Current parallelizing compilers preserve the semantics of the
original serial program by preserving the data dependences.
These compilers attempt to identify independent pieces of
computation (two pieces of computation are independent if
neither writes a piece of data that the other accesses), then
generate code that executes independent pieces concurrently.
A significant limitation of this approach is the difficulty
of performing dependence analysis that is precise enough to
expose substantial amounts of concurrency. While researchers
have been able to develop reasonably effective algorithms for
loop nests that manipulate dense matrices
using affine access functions, there has been little
progress towards the successful automatic analysis of programs that
manipulate pointer-based data structures. Researchers have attempted
to build totally automatic systems, but the most
promising approaches require the programmer to provide annotations
that specify information about the global topology of the manipulated
data structures. A second, more fundamental limitation of
data-dependence based approaches is an inability to parallelize
computations that manipulate graph-like data structures. The aliases
inherently present in these data structures preclude the static
discovery of independent pieces of code, forcing the compiler to
generate serial code. Finally, preserving the data dependences for
programs that periodically update shared data structures can
artificially limit the amount of exposed concurrency, since
tasks must delay updates until they are sure that each update
will not change the relative order of reads and writes to the
shared data structure.
Commutativity analysis is a static analysis framework for detecting
commuting operations.

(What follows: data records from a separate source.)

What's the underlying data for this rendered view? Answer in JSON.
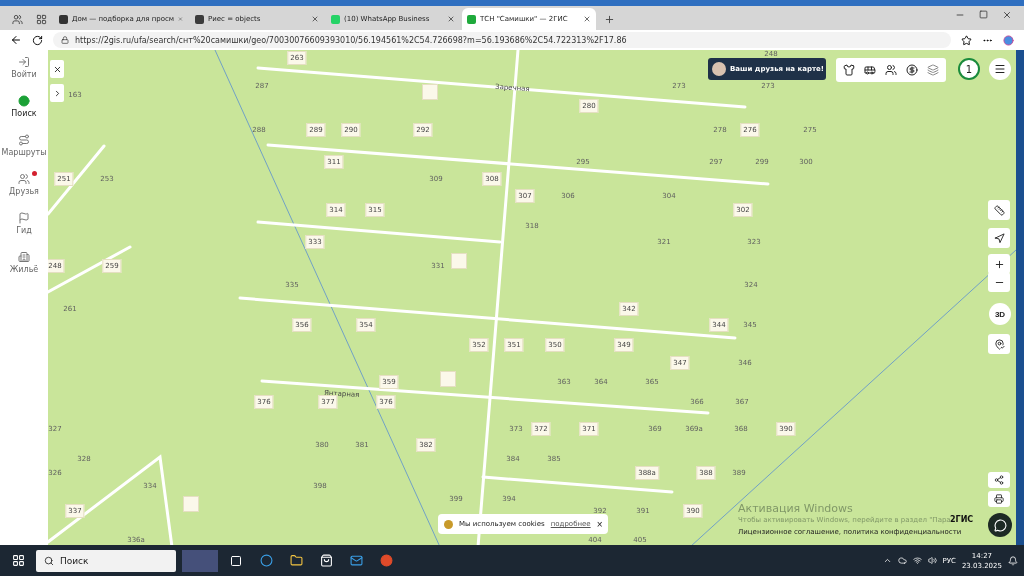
{
  "browser": {
    "tabs": [
      {
        "title": "Дом — подборка для просм",
        "selected": false
      },
      {
        "title": "Риес = objects",
        "selected": false
      },
      {
        "title": "(10) WhatsApp Business",
        "selected": false
      },
      {
        "title": "ТСН \"Самишки\" — 2ГИС",
        "selected": true
      }
    ],
    "url": "https://2gis.ru/ufa/search/снт%20самишки/geo/70030076609393010/56.194561%2C54.726698?m=56.193686%2C54.722313%2F17.86"
  },
  "sidebar": {
    "items": [
      {
        "label": "Войти",
        "selected": false,
        "badge": false
      },
      {
        "label": "Поиск",
        "selected": true,
        "badge": false
      },
      {
        "label": "Маршруты",
        "selected": false,
        "badge": false
      },
      {
        "label": "Друзья",
        "selected": false,
        "badge": true
      },
      {
        "label": "Гид",
        "selected": false,
        "badge": false
      },
      {
        "label": "Жильё",
        "selected": false,
        "badge": false
      }
    ]
  },
  "map": {
    "streets": [
      "Заречная",
      "Янтарная"
    ],
    "houses": [
      {
        "number": "263",
        "kind": "tile"
      },
      {
        "number": "248",
        "kind": "plain"
      },
      {
        "number": "287",
        "kind": "plain"
      },
      {
        "number": "273",
        "kind": "plain"
      },
      {
        "number": "273",
        "kind": "plain"
      },
      {
        "number": "163",
        "kind": "plain"
      },
      {
        "number": "280",
        "kind": "tile"
      },
      {
        "number": "288",
        "kind": "plain"
      },
      {
        "number": "289",
        "kind": "tile"
      },
      {
        "number": "290",
        "kind": "tile"
      },
      {
        "number": "292",
        "kind": "tile"
      },
      {
        "number": "278",
        "kind": "plain"
      },
      {
        "number": "276",
        "kind": "tile"
      },
      {
        "number": "275",
        "kind": "plain"
      },
      {
        "number": "311",
        "kind": "tile"
      },
      {
        "number": "295",
        "kind": "plain"
      },
      {
        "number": "297",
        "kind": "plain"
      },
      {
        "number": "299",
        "kind": "plain"
      },
      {
        "number": "300",
        "kind": "plain"
      },
      {
        "number": "251",
        "kind": "tile"
      },
      {
        "number": "253",
        "kind": "plain"
      },
      {
        "number": "309",
        "kind": "plain"
      },
      {
        "number": "308",
        "kind": "tile"
      },
      {
        "number": "307",
        "kind": "tile"
      },
      {
        "number": "306",
        "kind": "plain"
      },
      {
        "number": "304",
        "kind": "plain"
      },
      {
        "number": "314",
        "kind": "tile"
      },
      {
        "number": "315",
        "kind": "tile"
      },
      {
        "number": "302",
        "kind": "tile"
      },
      {
        "number": "318",
        "kind": "plain"
      },
      {
        "number": "333",
        "kind": "tile"
      },
      {
        "number": "321",
        "kind": "plain"
      },
      {
        "number": "323",
        "kind": "plain"
      },
      {
        "number": "248",
        "kind": "tile"
      },
      {
        "number": "259",
        "kind": "tile"
      },
      {
        "number": "331",
        "kind": "plain"
      },
      {
        "number": "335",
        "kind": "plain"
      },
      {
        "number": "324",
        "kind": "plain"
      },
      {
        "number": "261",
        "kind": "plain"
      },
      {
        "number": "342",
        "kind": "tile"
      },
      {
        "number": "356",
        "kind": "tile"
      },
      {
        "number": "354",
        "kind": "tile"
      },
      {
        "number": "344",
        "kind": "tile"
      },
      {
        "number": "345",
        "kind": "plain"
      },
      {
        "number": "352",
        "kind": "tile"
      },
      {
        "number": "351",
        "kind": "tile"
      },
      {
        "number": "350",
        "kind": "tile"
      },
      {
        "number": "349",
        "kind": "tile"
      },
      {
        "number": "347",
        "kind": "tile"
      },
      {
        "number": "346",
        "kind": "plain"
      },
      {
        "number": "359",
        "kind": "tile"
      },
      {
        "number": "363",
        "kind": "plain"
      },
      {
        "number": "364",
        "kind": "plain"
      },
      {
        "number": "365",
        "kind": "plain"
      },
      {
        "number": "376",
        "kind": "tile"
      },
      {
        "number": "377",
        "kind": "tile"
      },
      {
        "number": "376",
        "kind": "tile"
      },
      {
        "number": "366",
        "kind": "plain"
      },
      {
        "number": "367",
        "kind": "plain"
      },
      {
        "number": "327",
        "kind": "plain"
      },
      {
        "number": "373",
        "kind": "plain"
      },
      {
        "number": "372",
        "kind": "tile"
      },
      {
        "number": "371",
        "kind": "tile"
      },
      {
        "number": "369",
        "kind": "plain"
      },
      {
        "number": "369а",
        "kind": "plain"
      },
      {
        "number": "368",
        "kind": "plain"
      },
      {
        "number": "390",
        "kind": "tile"
      },
      {
        "number": "380",
        "kind": "plain"
      },
      {
        "number": "381",
        "kind": "plain"
      },
      {
        "number": "382",
        "kind": "tile"
      },
      {
        "number": "328",
        "kind": "plain"
      },
      {
        "number": "384",
        "kind": "plain"
      },
      {
        "number": "385",
        "kind": "plain"
      },
      {
        "number": "326",
        "kind": "plain"
      },
      {
        "number": "388а",
        "kind": "tile"
      },
      {
        "number": "388",
        "kind": "tile"
      },
      {
        "number": "389",
        "kind": "plain"
      },
      {
        "number": "334",
        "kind": "plain"
      },
      {
        "number": "398",
        "kind": "plain"
      },
      {
        "number": "399",
        "kind": "plain"
      },
      {
        "number": "394",
        "kind": "plain"
      },
      {
        "number": "337",
        "kind": "tile"
      },
      {
        "number": "392",
        "kind": "plain"
      },
      {
        "number": "391",
        "kind": "plain"
      },
      {
        "number": "390",
        "kind": "tile"
      },
      {
        "number": "336а",
        "kind": "plain"
      },
      {
        "number": "404",
        "kind": "plain"
      },
      {
        "number": "405",
        "kind": "plain"
      }
    ],
    "friends_banner": "Ваши друзья на карте!",
    "counter": "1",
    "view_3d": "3D",
    "cookie": {
      "text": "Мы используем cookies",
      "link": "подробнее",
      "close": "×"
    },
    "activation": {
      "title": "Активация Windows",
      "text": "Чтобы активировать Windows, перейдите в раздел \"Пара"
    },
    "brand": "2ГИС",
    "legal": "Лицензионное соглашение, политика конфиденциальности"
  },
  "taskbar": {
    "search_placeholder": "Поиск",
    "language": "РУС",
    "time": "14:27",
    "date": "23.03.2025"
  }
}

Two operations commute when they generate the
same result regardless of the order in which they execute.
Commutativity analysis eliminates many of the limitations
of existing data-dependence based approaches Instead of preserving
the relative order of individual reads and writes to single words
of memory, commutativity analysis aggregates both data and computation
into large grain units. It then statically analyzes the computation at
this granularity to discover when pieces of the computation commute i.e.
generate the same result regardless of the order in which they execute.
If all of the operations required to perform a given computation commute,
the compiler can automatically generate parallel code. While the resulting
parallel program may violate the data dependences of the original serial
program, it is still guaranteed to generate the same result.
This approach has several interesting properties. Because commutativity
analysis does not rely on information about the topology of the manipulated
data structures, a compiler that uses commutativity analysis does not need
to analyze the parts of the code that build the data structure. Commutativity
analysis is therefore suitable for incomplete computations, such as
applications that manipulate persistent data (e.g. object-oriented database
applications) or applications that manipulate geographically dispersed data
(e.g. mobile computations in the World Wide Web). In these cases, the code
that originally built the data structure may not be available or may no
longer exist. Commutativity analysis is also particularly suited for
computations that manipulate graphs. This is an important aspect of
commutativity analysis because computations that manipulate these data
structures are inherently beyond the reach of data dependence analysis.
We took a systems-oriented approach to evaluate the ability of
commutativity analysis to extract and exploit significant amounts
of parallelism in complete applications. We built a parallelizing
compiler that uses commutativity analysis as its primary analysis
paradigm. This compiler takes as input an unannotated sequential
program written in a subset of C++ and generates parallel code for
a shared-memory multiprocessor. Using this parallelizing compiler,
we automatically parallelize several applications, including the
Barnes-Hut N-body solver, a liquid water simulation code, and a
seismic modeling code. For all of these applications, commutativity
analysis is able to expose a substantial amount of concurrency and
the generated parallel code exhibits very good performance. On 16
processors, the automatically parallelized version of Barnes-Hut
runs between 11 and 12 times faster than the original sequential
version; for the water simulation application, the automatically
parallelized version runs between 7 and 8 times faster than the
original sequential version; for the seismic modeling application,
the automatically parallelized version runs about 12 times faster
than the original sequential version.
These experimental results are very encouraging. These applications
are very dynamic in nature - they either manipulate sophisticated
pointer-based data structures or exhibit very irregular data access
patterns. Exploiting coarse-grain parallelism in applications with
these characteristics has been recognized as a very hard problem.
We are not aware of any other compiler or compilation technique capable
of extracting significant amounts of concurrency for these computations.
Furthermore, the positive experimental results provide concrete evidence
of the practical significance of commutativity analysis as a technique
for automatic parallelizing compilers.